Safari Politik Anies Dinilai Bawaslu Tak Etis, PKS Sebut Aneh dan Kontraproduktif
SOROTMATA.ID – Partai Keadilan Sejahtera (PKS) turut memberikan tanggapan terkait dengan pernyataan Badan Pengawas Pemilu (Bawaslu) yang menyebut safari politik Anies Baswedan tak etis.
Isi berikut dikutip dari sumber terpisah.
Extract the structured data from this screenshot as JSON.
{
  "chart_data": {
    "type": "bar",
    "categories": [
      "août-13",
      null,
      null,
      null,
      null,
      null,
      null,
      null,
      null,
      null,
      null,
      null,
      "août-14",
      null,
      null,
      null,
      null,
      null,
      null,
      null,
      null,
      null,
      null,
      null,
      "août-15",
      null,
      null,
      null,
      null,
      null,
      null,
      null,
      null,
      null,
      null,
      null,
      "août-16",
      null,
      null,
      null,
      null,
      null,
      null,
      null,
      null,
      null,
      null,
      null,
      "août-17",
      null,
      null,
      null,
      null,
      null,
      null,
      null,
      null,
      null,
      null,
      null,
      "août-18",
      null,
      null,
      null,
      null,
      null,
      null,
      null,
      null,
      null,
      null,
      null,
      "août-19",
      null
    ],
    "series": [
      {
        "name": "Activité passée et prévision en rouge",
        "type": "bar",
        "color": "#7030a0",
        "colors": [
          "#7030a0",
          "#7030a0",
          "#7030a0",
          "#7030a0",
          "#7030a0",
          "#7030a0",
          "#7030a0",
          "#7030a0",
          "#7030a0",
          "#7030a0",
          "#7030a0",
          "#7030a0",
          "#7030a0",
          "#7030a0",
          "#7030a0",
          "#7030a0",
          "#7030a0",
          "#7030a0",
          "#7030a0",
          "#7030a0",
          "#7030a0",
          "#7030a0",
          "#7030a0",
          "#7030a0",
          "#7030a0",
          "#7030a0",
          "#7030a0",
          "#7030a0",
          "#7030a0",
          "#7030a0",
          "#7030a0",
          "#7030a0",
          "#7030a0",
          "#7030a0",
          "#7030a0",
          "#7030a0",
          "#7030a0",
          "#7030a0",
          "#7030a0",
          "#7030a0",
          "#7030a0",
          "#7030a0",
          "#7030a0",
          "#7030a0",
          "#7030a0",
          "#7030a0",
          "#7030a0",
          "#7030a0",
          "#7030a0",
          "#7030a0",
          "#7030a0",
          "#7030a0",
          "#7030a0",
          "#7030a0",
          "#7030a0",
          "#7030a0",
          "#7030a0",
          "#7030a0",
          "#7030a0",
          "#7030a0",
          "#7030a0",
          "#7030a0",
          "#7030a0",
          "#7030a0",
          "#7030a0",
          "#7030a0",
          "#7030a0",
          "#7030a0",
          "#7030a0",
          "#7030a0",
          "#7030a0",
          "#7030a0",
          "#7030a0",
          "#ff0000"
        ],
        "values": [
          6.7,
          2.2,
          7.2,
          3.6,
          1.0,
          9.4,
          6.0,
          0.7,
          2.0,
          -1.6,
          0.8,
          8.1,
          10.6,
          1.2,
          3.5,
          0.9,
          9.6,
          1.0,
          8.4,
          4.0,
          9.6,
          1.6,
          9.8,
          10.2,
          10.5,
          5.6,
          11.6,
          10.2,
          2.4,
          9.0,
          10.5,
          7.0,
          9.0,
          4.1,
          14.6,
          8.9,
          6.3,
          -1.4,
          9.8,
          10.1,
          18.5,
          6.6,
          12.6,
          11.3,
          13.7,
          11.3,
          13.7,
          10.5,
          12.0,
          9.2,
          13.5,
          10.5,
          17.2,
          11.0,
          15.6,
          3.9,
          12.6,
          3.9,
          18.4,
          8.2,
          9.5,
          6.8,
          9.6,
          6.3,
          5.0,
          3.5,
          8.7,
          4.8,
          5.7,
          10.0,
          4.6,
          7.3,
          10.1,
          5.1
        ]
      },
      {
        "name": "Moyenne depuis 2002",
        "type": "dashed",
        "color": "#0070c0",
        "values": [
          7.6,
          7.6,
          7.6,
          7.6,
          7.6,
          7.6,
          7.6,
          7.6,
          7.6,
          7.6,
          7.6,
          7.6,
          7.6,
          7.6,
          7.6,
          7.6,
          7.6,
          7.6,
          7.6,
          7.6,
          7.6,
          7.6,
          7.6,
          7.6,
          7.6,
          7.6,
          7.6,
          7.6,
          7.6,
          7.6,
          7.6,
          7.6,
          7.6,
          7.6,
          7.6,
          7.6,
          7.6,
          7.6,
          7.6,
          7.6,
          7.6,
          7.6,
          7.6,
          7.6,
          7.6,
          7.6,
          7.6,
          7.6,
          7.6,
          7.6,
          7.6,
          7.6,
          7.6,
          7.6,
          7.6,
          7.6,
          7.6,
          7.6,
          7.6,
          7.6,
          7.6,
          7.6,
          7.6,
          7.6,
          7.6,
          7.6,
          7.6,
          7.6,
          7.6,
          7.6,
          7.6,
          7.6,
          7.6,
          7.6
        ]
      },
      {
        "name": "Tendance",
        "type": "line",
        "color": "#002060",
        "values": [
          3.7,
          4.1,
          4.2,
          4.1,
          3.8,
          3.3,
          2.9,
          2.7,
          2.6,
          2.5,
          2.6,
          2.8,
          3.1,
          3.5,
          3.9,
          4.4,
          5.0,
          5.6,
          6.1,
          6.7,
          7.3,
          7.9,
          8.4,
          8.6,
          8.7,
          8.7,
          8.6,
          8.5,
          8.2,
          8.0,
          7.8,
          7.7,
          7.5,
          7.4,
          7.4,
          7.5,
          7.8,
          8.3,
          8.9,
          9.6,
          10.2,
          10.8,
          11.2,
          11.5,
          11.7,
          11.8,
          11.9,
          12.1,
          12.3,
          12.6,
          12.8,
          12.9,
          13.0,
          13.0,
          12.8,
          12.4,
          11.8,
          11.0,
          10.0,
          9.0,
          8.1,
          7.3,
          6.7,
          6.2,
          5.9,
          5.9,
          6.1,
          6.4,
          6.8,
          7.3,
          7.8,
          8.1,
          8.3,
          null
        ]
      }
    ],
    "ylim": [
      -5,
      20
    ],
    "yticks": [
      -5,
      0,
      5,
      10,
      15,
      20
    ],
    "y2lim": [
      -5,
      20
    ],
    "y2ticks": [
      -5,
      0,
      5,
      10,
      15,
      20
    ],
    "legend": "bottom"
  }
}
Juru Bicara PKS Ahmad Nabil Fauzi menilai apa yang sampaikan anggota Bawaslu Puadi itu aneh dan kontraproduktif.
“Kami menilai bahwa pernyataan Bawaslu RI tersebut justru aneh dan kontraproduktif. Bawaslu perlu jelas membedakan mana sosialisasi dan mana kampanye,” kata Nabil dalam keterangannya, Jumat (16/12).
Ahmad Nabil Fauzi mengatakan apa yang disampaikan Bawaslu bernada tendensius dengan mencurigai pihak tertentu telah melakukan kampanye dini.
Nabil berpendapat Anies hanya memperkenalkan diri dalam kegiatan di Aceh.
Nabil justru menyarankan Bawaslu untuk mendorong semua pihak proaktif mensosialisasikan hajatan Pemilu 2024. Terutama kepada para elite politik, tokoh nasional, serta parpol peserta Pemilu.
“Jadi berikan ruang yang luas dan rambu-rambunya untuk seluruh pihak dapat berperan melakukan sosialisasi kepada masyarakat. Jangan malah sebaliknya,” katanya.
Sebelumnya, Bawaslu menilai safari politik Anies Baswedan memang kurung etis dan dapat dipandang menjadi kampanye terselubung.
Kegiatan itu juga terkesan mencuri start dalam melakukan kampanye sebagai calon Presiden dalam Pemilihan Presiden 2024 mendatang.
“Publik telah mengetahui bahwa Anies Baswaden merupakan bakal calon presiden yang akan diusung oleh gabungan partai tertentu, sehingga aktivitas safari politiknya dapat saja dimaknai sebagai aktivitas mengkampanyekan atau setidaknya mensosialisasikan dirinya sebagai bakal calon presiden pada Pemilu 2024, terutama dalam rangka meningkatkan elaktabilitasnya nanti di Pemilu 2024,” tulis Bawaslu lewat siaran pers diterima, Jumat (16/12).